From these vectors, a number of statistical quality measures can be derived, such as the maximum posterior probability or the difference between maximum and second posterior probability. From these values, the reliability of class assignments can be estimated. Uncertain areas can be identified (e.g. transition zones between classes) and - if necessary -subjected to selective further processing.

These measures fail to consider the posterior probability vector as a whole, and as a consequence, are unable to detect the underlying uncertainties of a classification. For this purpose, we propose an additional concept: entropy. Entropy is a measure of uncertainty that is frequently employed in information theory (Kullback, 1959; Shannon, 1948). The entropy of a statistical variable is looked upon as the expected information content of a piece of data that is required to reveal the value of the variable with perfect accuracy. For each pixel, the entropy equals

where P(C=Ci\X) refers to the posterior probability for class Ci. Informally speaking, the entropy of a statistical variable provides an indication of how much the probabilities of the variable's values diverge. The entropy of the variable is minimal if the uncertainty as to its true value has been resolved, that is, if one of its values has been established to certainty (e.g. in case of three classes 1-0-0). The entropy is maximal if none of the variable's values is preferred over the other ones, that is, if the probabilities of the values are uniformly distributed (e.g. 1/3-1/3-l/3 in case of three classes).

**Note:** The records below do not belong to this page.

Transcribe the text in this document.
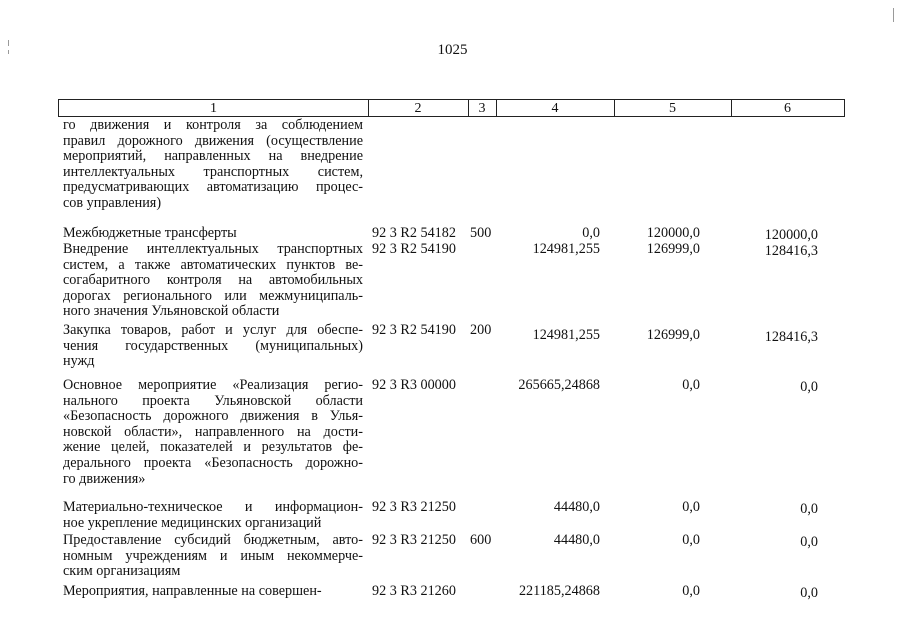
1025
1	2	3	4	5	6
го движения и контроля за соблюдением
правил дорожного движения (осуществление
мероприятий, направленных на внедрение
интеллектуальных транспортных систем,
предусматривающих автоматизацию процес-
сов управления)
Межбюджетные трансферты	92 3 R2 54182 500	0,0	120000,0	120000,0
Внедрение интеллектуальных транспортных
систем, а также автоматических пунктов ве-
согабаритного контроля на автомобильных
дорогах регионального или межмуниципаль-
ного значения Ульяновской области
92 3 R2 54190	124981,255	126999,0	128416,3
Закупка товаров, работ и услуг для обеспе-
чения государственных (муниципальных)
нужд
92 3 R2 54190 200	124981,255	126999,0	128416,3
Основное мероприятие «Реализация регио-
нального проекта Ульяновской области
«Безопасность дорожного движения в Улья-
новской области», направленного на дости-
жение целей, показателей и результатов фе-
дерального проекта «Безопасность дорожно-
го движения»
92 3 R3 00000	265665,24868	0,0	0,0
Материально-техническое и информацион-
ное укрепление медицинских организаций
92 3 R3 21250	44480,0	0,0	0,0
Предоставление субсидий бюджетным, авто-
номным учреждениям и иным некоммерче-
ским организациям
92 3 R3 21250 600	44480,0	0,0	0,0
Мероприятия, направленные на совершен-	92 3 R3 21260	221185,24868	0,0	0,0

One of the main advantages of using entropy as a measure of uncertainty is its ability to summarise all available quality information present in the posterior probability vector by providing one single number per pixel. Therefore, entropy allows for conveying complete statistical quality information.

Visualization
The effectiveness of quality information is highly dependent on the way in which it is presented to a user. Visualization techniques have been recognised as a means to handle large and complex data sets during exploratory analyses (e.g. MacEachren & Taylor, 1994). The exploration of quality information profits from the impact of multiple alternative visualizations, ranging from static to dynamic representations. As an example of the former, bivariate maps can be mentioned, reflecting both thematic class information and entropy. Dynamic visualizations refer to animated data sets, for example showing the changes in entropy over time (in case of time series analysis) or as computed from multiple alternative classifications. CAMOTIUS offers a number of dynamic visualization techniques to communicate the uncertainly information to a user.

Conclusions
The derivation and communication of information about the quality of a data set is an indispensable part of the information process, especially if the data are used in decision-making procedures. Providing users with suitable quality measures such as entropy, and visualization tools to evaluate a particular data set, is of key importance to ensure sound application of that data.

References
Guptill, S.C. and Morrison, J.L. 1995. Elements of spatial data quality. Oxford: Pergamon.

Kullback, S. 1954. Information theory and statistics. New York: John Wiley & Sons.

MacEachren, A.M. and Taylor, D.R. 1994. Visualization in modern cartography. Oxford: Pergamon Press.

Shannon, C. 1948. "The mathematical theory of communication", Bell Systems Technical Journal, 27, 379-423.


1 CAMOTIUS is a research project in which the cartography section of Utrecht University, the ITC, the National Physical Planning Agency (VROM-RPD) and Eurosense b.v. participate. Funding is provided by the Netherlands Remote Sensing Board (BCRS). Main objective is the development of a demonstration package showing the knowledge supported classification of remotely sensed data and the derivation and subsequent visualization of quality information.